Sunday, December 21, 2008

Journaling...

Another sweet mamma friend of mine who has experienced the joys of bedrest gave me some wonderful advice: to journal. She said as hard as it is to think now, I will not always remember what I was thinking and feeling during this time of bedrest. So, I have tried to jot down some feelings here and there and I thought I would share some of them now. I have to say the hardest week was the first week -- just the uncertainty of what was going to happen and how long we would be in the hospital. So here goes...

Feelings and Thoughts
  • uncertain
  • lonely -- I miss the dogs, my house, falling asleep with Bj
  • excited
  • anxious
  • tired
  • restless
  • controlled
  • quiet
  • scared
  • nervous
  • out of control
  • connected to the baby
  • happy for each day
  • proud of each week that goes by and I am still pregnant
  • thankful

I think the list could go on and on.

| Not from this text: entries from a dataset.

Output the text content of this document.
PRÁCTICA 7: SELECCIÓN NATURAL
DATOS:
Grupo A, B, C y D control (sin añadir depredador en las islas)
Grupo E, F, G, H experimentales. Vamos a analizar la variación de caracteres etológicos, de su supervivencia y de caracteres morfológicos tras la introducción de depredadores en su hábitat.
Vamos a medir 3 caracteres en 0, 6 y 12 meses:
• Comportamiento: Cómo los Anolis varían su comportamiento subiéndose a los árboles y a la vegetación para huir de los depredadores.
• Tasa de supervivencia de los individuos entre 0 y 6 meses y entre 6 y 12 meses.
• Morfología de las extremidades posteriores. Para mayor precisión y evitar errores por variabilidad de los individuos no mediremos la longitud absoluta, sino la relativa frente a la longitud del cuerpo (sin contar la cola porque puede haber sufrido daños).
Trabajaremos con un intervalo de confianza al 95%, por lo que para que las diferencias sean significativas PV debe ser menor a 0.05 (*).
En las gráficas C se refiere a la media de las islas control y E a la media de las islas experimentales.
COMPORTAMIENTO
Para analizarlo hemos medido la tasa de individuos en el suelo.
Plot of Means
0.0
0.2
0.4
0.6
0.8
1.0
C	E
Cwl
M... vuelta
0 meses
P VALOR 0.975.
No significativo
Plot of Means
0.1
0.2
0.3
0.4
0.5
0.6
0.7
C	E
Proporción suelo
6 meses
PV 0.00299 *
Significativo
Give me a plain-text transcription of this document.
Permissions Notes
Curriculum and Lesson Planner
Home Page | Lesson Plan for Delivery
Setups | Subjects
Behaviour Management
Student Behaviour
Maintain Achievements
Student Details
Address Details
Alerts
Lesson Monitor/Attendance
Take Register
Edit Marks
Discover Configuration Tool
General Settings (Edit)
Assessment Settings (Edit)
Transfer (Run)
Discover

Overall, I just really hope that I remember what it feels like to have no control over what happens to you. To realize that life is short and precious to not get so caught up with the small stuff. Nothing about the last month has been easy -- I have worked so hard to keep this baby in so he or she is closer to being ready to enter the world. I have also been really content just sitting and talking to the baby. I have found that I keep the lights/tv/computer off and just talk to the baby. I feel so connected to the little one and I love feeling him or her move. I know their patterns and movements and I think they are going to be a good little snuggler. I know all of this will be worth it in the end -- it will just be really nice to be home and a family again -- plus one!